Этика Юма — это не второстепенный раздел его философии, а но его замыслу — вторая, и притом главная, ее часть, в которой изучение «человеческой природы», подготовленное, но далеко не достигнутое теорией познания, находит свою кульминацию. Но не прав югославский философ Г Петрович, который в своем исследовании «От Локка до Айера» утверждает, что вся философия Юма сводится к морально-психологической проблематике, для которой анализ вопроса о причинности не более как пропедевтика, так что Юма можно считать основателем «философской антропологии» в том самом смысле, в каком этот термин употребляют на Западе во второй половине XX в. Однако в действительности учение Юма о причинности выходит далеко за рамки антропологии как круга проблем и свидетельствует не в меньшей степени и о его интересе к методологии науки вообще и о его внимании к проблемам обоснования научного знания. К тому же замысел Юма не осуществился: его этика все же не стала главной частью его философии и даже далеко не «жестко» примыкает к ней. Как бы то ни было, Юм отдал больше всего сил разработке психологии морали и философской интерпретации полученных при этом выводов.

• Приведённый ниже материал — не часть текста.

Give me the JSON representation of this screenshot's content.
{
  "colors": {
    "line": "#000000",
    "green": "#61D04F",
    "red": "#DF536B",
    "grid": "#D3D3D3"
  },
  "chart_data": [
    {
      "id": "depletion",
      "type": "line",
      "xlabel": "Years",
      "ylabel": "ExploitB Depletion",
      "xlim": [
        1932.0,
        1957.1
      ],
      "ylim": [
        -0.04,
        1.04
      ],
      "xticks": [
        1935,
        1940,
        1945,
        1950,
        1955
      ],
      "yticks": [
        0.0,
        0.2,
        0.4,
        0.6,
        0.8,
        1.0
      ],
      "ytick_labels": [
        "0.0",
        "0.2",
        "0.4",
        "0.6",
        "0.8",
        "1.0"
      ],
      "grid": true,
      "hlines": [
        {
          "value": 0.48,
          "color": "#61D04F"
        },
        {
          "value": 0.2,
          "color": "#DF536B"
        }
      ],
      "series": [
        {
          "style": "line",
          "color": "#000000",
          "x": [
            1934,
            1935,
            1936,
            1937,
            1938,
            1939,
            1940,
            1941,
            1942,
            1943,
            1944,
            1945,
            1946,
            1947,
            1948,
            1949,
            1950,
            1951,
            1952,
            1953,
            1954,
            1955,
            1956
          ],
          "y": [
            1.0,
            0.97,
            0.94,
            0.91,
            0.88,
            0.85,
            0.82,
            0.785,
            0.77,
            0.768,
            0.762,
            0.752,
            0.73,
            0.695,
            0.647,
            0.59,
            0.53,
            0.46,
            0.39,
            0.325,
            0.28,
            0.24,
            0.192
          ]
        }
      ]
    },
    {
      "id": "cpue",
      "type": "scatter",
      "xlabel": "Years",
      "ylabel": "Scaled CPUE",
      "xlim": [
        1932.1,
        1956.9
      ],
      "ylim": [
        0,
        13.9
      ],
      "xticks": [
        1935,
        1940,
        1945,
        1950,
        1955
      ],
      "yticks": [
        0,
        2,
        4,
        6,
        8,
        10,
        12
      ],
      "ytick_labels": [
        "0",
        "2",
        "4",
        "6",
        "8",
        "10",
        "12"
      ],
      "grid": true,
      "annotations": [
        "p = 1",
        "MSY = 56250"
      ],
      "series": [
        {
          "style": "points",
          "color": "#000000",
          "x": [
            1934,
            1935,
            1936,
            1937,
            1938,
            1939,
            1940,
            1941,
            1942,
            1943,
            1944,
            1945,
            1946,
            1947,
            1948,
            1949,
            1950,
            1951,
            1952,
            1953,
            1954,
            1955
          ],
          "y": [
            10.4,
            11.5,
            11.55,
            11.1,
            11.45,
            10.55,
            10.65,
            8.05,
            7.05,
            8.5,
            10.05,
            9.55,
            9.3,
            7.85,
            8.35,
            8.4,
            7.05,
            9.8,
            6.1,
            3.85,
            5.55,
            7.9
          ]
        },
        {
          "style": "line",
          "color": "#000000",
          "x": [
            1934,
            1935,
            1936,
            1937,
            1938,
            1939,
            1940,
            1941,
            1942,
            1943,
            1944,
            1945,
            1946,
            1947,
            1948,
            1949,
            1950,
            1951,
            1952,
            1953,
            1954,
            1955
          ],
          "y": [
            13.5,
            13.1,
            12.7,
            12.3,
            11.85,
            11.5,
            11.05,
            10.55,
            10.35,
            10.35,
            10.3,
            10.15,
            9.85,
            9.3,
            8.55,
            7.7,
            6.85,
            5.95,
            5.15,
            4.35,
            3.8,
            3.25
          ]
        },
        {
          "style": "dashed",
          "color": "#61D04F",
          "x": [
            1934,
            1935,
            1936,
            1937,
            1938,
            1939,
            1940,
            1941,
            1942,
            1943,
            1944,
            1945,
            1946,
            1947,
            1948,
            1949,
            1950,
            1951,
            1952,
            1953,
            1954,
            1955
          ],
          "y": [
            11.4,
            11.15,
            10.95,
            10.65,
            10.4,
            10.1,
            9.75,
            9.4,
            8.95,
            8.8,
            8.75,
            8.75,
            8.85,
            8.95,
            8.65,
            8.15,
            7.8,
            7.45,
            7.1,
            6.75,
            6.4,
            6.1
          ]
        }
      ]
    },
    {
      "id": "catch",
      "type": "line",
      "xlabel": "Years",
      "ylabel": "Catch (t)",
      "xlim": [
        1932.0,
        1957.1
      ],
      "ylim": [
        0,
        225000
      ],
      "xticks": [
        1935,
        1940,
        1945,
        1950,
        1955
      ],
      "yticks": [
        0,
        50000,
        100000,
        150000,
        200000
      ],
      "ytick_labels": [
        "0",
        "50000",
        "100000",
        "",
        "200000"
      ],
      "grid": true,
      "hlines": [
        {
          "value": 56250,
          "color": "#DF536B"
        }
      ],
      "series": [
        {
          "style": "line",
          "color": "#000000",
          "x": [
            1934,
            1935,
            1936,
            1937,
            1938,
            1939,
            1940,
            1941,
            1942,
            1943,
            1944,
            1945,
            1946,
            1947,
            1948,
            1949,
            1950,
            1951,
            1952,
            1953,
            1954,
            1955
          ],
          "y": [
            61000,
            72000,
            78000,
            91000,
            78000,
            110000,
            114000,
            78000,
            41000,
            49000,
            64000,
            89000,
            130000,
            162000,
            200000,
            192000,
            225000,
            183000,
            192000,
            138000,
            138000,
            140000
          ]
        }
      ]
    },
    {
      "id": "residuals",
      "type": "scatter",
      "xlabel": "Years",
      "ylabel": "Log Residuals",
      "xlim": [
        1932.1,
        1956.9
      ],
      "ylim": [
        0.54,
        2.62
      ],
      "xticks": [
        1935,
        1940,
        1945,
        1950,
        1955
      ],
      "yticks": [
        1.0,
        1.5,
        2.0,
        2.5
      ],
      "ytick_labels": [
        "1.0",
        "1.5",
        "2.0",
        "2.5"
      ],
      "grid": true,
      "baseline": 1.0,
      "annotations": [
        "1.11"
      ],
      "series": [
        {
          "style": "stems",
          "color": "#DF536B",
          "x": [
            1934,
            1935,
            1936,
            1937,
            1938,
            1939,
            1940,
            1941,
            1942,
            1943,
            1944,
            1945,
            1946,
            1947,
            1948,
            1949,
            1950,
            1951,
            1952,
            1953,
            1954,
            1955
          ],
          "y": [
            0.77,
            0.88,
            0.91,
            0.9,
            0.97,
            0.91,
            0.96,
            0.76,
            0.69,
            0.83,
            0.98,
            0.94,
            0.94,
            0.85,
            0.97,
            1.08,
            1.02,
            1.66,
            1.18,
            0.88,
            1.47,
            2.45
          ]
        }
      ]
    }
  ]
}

При разборе этики Юма обнаруживается, что в отличие от истории и критики религии он занимает здесь позиции, наиболее отклоняющиеся от просветительских. Некоторые методологические принципы теории морали роднят его, впрочем, не только с Гоббсом и Мандевилем, но и с современными ему передовыми французскими мыслителями. Имеется в виду представление о неизменности человеческой природы и о строгом детерминизме, которому подчинены все поступки людей, а также отрицание религиозного аскетизма и ханжества.
На этику Юма заметно повлияли идеи, заимствованные им от различных предшественников, — идеи и ошибочные и верные. Он согласен с Шефтсбери и Хатчесоном уже в том, что этика есть дело интуиции и чувства, а не размышления. «…Правила морали не являются заключениями нашего разума… ценность наших поступков не состоит в их согласии с разумом, так же как их предосудительность не заключается в противоречии последнему» (19, т. 1, стр. 604–605). Иррационалистскому моменту в этих положениях Юм дает следующее объяснение: «…там, где разбужены аффекты, — считает он, — нет места для свободного воображения. Человеческий ум, будучи по своей природе ограничен, не может проявить свои способности сразу одновременно, и чем больше преобладает активность одной из них, тем меньше остается у него возможности для проявления других» (23, стр. 160).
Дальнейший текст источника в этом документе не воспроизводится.